Some people have special burial locations or rituals. Some people will share stories of remembrance or funny times. Some have a special photo area in their home.


Grief is different for everyone
Your sadness and tears are not wrong. The healing of the loss and the emptiness will take time. Be mindful that our grieving will impact different people in the family in ways according to their age and situation in life. For a child, the loss of a pet may be their first experience with death.

You will need to take all the time you can to answer their questions and provide accurate information. Remember, young childrenare still “literalistic” in their understanding of the world, so be very careful with the language and images that you use. “Putting a dog to sleep” is not helpful language for a child who may develop a fear of going to sleep themselves.

For an elderly member of your family, the loss may be even more profound. It may be the end of a long, long relationship together. It may be one of a number of losses that they are experiencing in their current stage of life, so their grieving may be deeper than you can imagine. Be sure and talk to the senior citizens in your family about emergency plans for their pets. 

What Do You Do With Someone Else’s Grief
Say you are sorry for their loss. Tell them that you can see (or know) how important their pet was to them. Ask some questions to see if they want to talk about their pet. Listen to their stories. Acknowledge and honor their feelings.


What Do You Do With Your Own Grief
Don’t give yourself a timeline to “get over it” – grieving happens in its own time and its own way. Your grief may not be like someone else’s, so if they don’t understand, give
yourself permission to do what you need to ease the hurt. Remember to celebrate the life of your beloved pet and the joy that they brought to your life.

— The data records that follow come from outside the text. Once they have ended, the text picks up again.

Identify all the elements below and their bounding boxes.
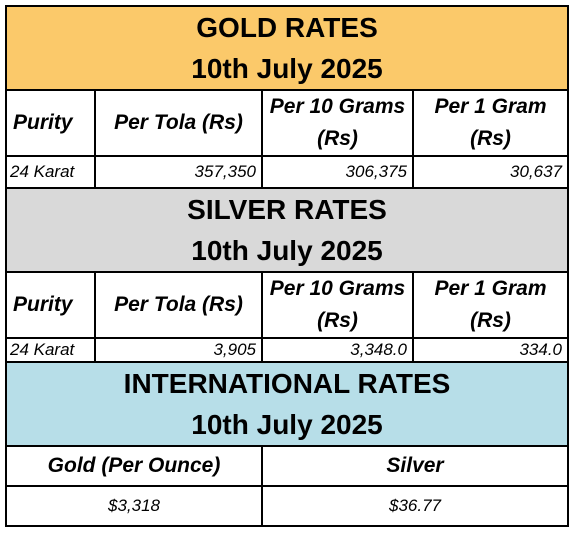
silver-band: SILVER RATES 10th July 2025 xyxy=(4,187,570,273)
international-date: 10th July 2025 xyxy=(191,409,383,440)
gold-header-row: Purity Per Tola (Rs) Per 10 Grams (Rs) P… xyxy=(5,89,570,157)
gold-per-tola-value: 357,350 xyxy=(94,155,263,189)
gold-per-1-gram-value: 30,637 xyxy=(411,155,570,189)
international-silver-value: $36.77 xyxy=(260,485,570,527)
international-band-row: INTERNATIONAL RATES 10th July 2025 xyxy=(4,361,570,447)
international-title: INTERNATIONAL RATES xyxy=(123,368,451,399)
international-gold-value: $3,318 xyxy=(5,485,263,527)
gold-header-per-tola: Per Tola (Rs) xyxy=(94,89,263,157)
rates-sheet: GOLD RATES 10th July 2025 Purity Per Tol… xyxy=(4,5,570,545)
gold-date: 10th July 2025 xyxy=(191,53,383,84)
silver-per-10-grams-value: 3,348.0 xyxy=(261,337,414,363)
gold-title: GOLD RATES xyxy=(196,12,378,43)
international-header-gold: Gold (Per Ounce) xyxy=(5,445,263,487)
silver-per-1-gram-value: 334.0 xyxy=(411,337,570,363)
gold-purity-value: 24 Karat xyxy=(5,155,96,189)
gold-per-10-grams-value: 306,375 xyxy=(261,155,414,189)
silver-purity-value: 24 Karat xyxy=(5,337,96,363)
silver-header-per-1-gram: Per 1 Gram (Rs) xyxy=(411,271,570,339)
gold-value-row: 24 Karat 357,350 306,375 30,637 xyxy=(5,155,570,189)
gold-band: GOLD RATES 10th July 2025 xyxy=(4,5,570,91)
gold-header-per-1-gram: Per 1 Gram (Rs) xyxy=(411,89,570,157)
international-band: INTERNATIONAL RATES 10th July 2025 xyxy=(4,361,570,447)
international-value-row: $3,318 $36.77 xyxy=(5,485,570,527)
silver-band-row: SILVER RATES 10th July 2025 xyxy=(4,187,570,273)
rates-table: GOLD RATES 10th July 2025 Purity Per Tol… xyxy=(4,5,570,527)
silver-title: SILVER RATES xyxy=(187,194,387,225)
gold-band-row: GOLD RATES 10th July 2025 xyxy=(4,5,570,91)
silver-header-row: Purity Per Tola (Rs) Per 10 Grams (Rs) P… xyxy=(5,271,570,339)
silver-header-purity: Purity xyxy=(5,271,96,339)
silver-date: 10th July 2025 xyxy=(191,235,383,266)
silver-header-per-10-grams: Per 10 Grams (Rs) xyxy=(261,271,414,339)
silver-per-tola-value: 3,905 xyxy=(94,337,263,363)
international-header-silver: Silver xyxy=(260,445,570,487)
silver-value-row: 24 Karat 3,905 3,348.0 334.0 xyxy=(5,337,570,363)
international-header-row: Gold (Per Ounce) Silver xyxy=(5,445,570,487)
gold-header-per-10-grams: Per 10 Grams (Rs) xyxy=(261,89,414,157)
gold-header-purity: Purity xyxy=(5,89,96,157)
silver-header-per-tola: Per Tola (Rs) xyxy=(94,271,263,339)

Rev. Dale Susan Edmonds, Founder of Talk-Early-Talk-Often, dedicated to teaching
how to talk to aging parents about the future.
 

---------------------------------------------------------

Dog illnesses can happen quickly

As we age we are not always as aware or as alert as we should be. Always be aware of any dog illnesses also notice changes and watch for symptoms. You may spot something the senior or child hasn't noticed and be able to spare the dogs life and much family grief all around. Or you may be able to prepare for the inevitable death of the pet.